Ce conditionnement a par ailleurs d’autres conséquences possibles en Santé Publique, selon notre étude, car il génère des pratiques pour le moins « bricolées », non conformes aux « bonnes pratiques médicales » (délivrance sans ordonnance, doublement des posologies, stockage de boîtes de réserve avec risque de péremptions et de gaspillage). Il a aussi des conséquences sur l’observance avec des interruptions de traitement de 2 ou 3 jours par mois lorsque les personnes n’anticipent pas, ou trop tard, la fin du traitement et manquent alors de comprimés :

« Par contre, la seule chose qu'il m'est arrivé c'est avec le Korec®, on ne sait pas pour quelle raison, mais c'est des boîtes de 28 alors que les autres médicaments sont des boîtes de 30. Alors il m'ait arrivé d'être en panne de Korec® mais un jour seulement. C'est très secondaire ça. Mais je ne comprends pas ce système de 28 comprimés alors qu'il serait plus logique que cela soit 30. » (Arnold, 64 ans, employé)

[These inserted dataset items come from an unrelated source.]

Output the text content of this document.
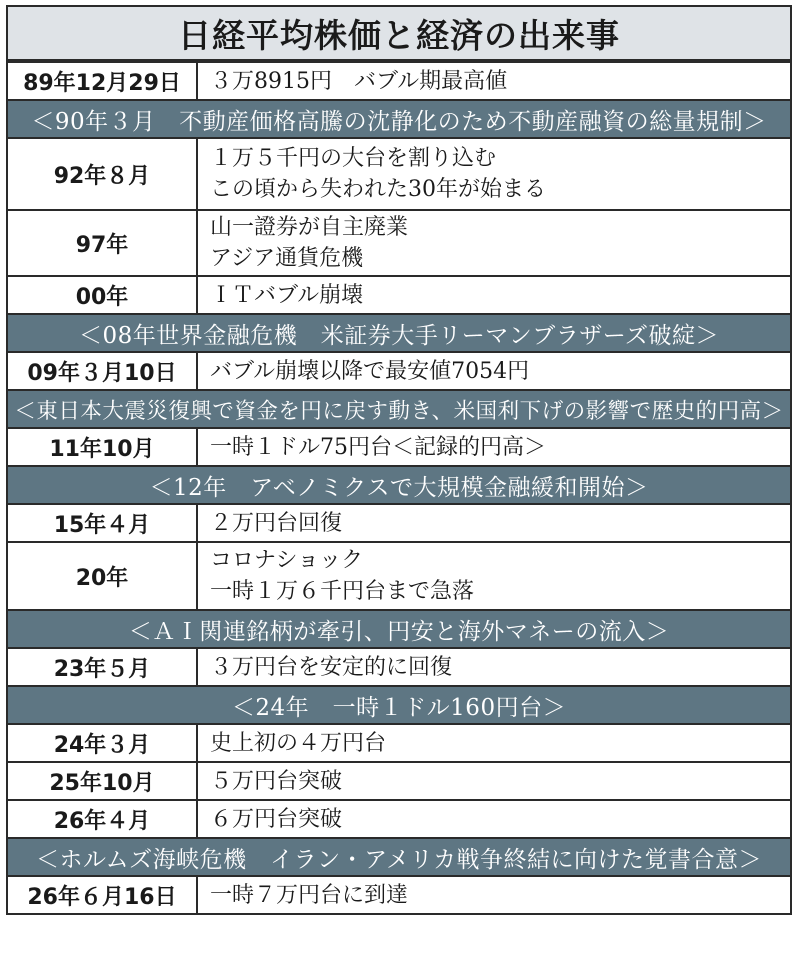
日経平均株価と経済の出来事
89年12月29日	３万8915円　バブル期最高値

＜90年３月　不動産価格高騰の沈静化のため不動産融資の総量規制＞	
92年８月	１万５千円の大台を割り込む
この頃から失われた30年が始まる

97年	山一證券が自主廃業
アジア通貨危機

00年	ＩＴバブル崩壊

＜08年世界金融危機　米証券大手リーマンブラザーズ破綻＞	
09年３月10日	バブル崩壊以降で最安値7054円

＜東日本大震災復興で資金を円に戻す動き、米国利下げの影響で歴史的円高＞	
11年10月	一時１ドル75円台＜記録的円高＞

＜12年　アベノミクスで大規模金融緩和開始＞	
15年４月	２万円台回復

20年	コロナショック
一時１万６千円台まで急落

＜ＡＩ関連銘柄が牽引、円安と海外マネーの流入＞	
23年５月	３万円台を安定的に回復

＜24年　一時１ドル160円台＞	
24年３月	史上初の４万円台

25年10月	５万円台突破

26年４月	６万円台突破

＜ホルムズ海峡危機　イラン・アメリカ戦争終結に向けた覚書合意＞	
26年６月16日	一時７万円台に到達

« Moi j’ai mon truc, je n’en prends pas le 15, je me dis que pour une fois ça ne va pas me… et c’est vrai que je m’en aperçois jamais… et le 30 (...) quelqu’un m’a dit qu’il fallait aller au pharmacien quand on n’en avait plus. Par exemple aujourd’hui, je n’en ai plus que pour 2 jours, je ne l’ai pris ce matin (Georgette, 70 ans, employée)

« Volontairement le 31 et le 1 je n’en prends qu’un » (Jean, 75 ans, cadre) « Je suis obligée de jouer à saute-mouton » (patiente en consultation)

Puisqu’un conditionnement en boîte de 28 comprimés peut induire une interruption du traitement de 2 ou 3 jours par mois, nous pouvons affirmer que le conditionnement des comprimés est un déterminant institutionnel de l’observance qui touche à l’approvisionnement en médicaments et aux modalités de suivi des patients.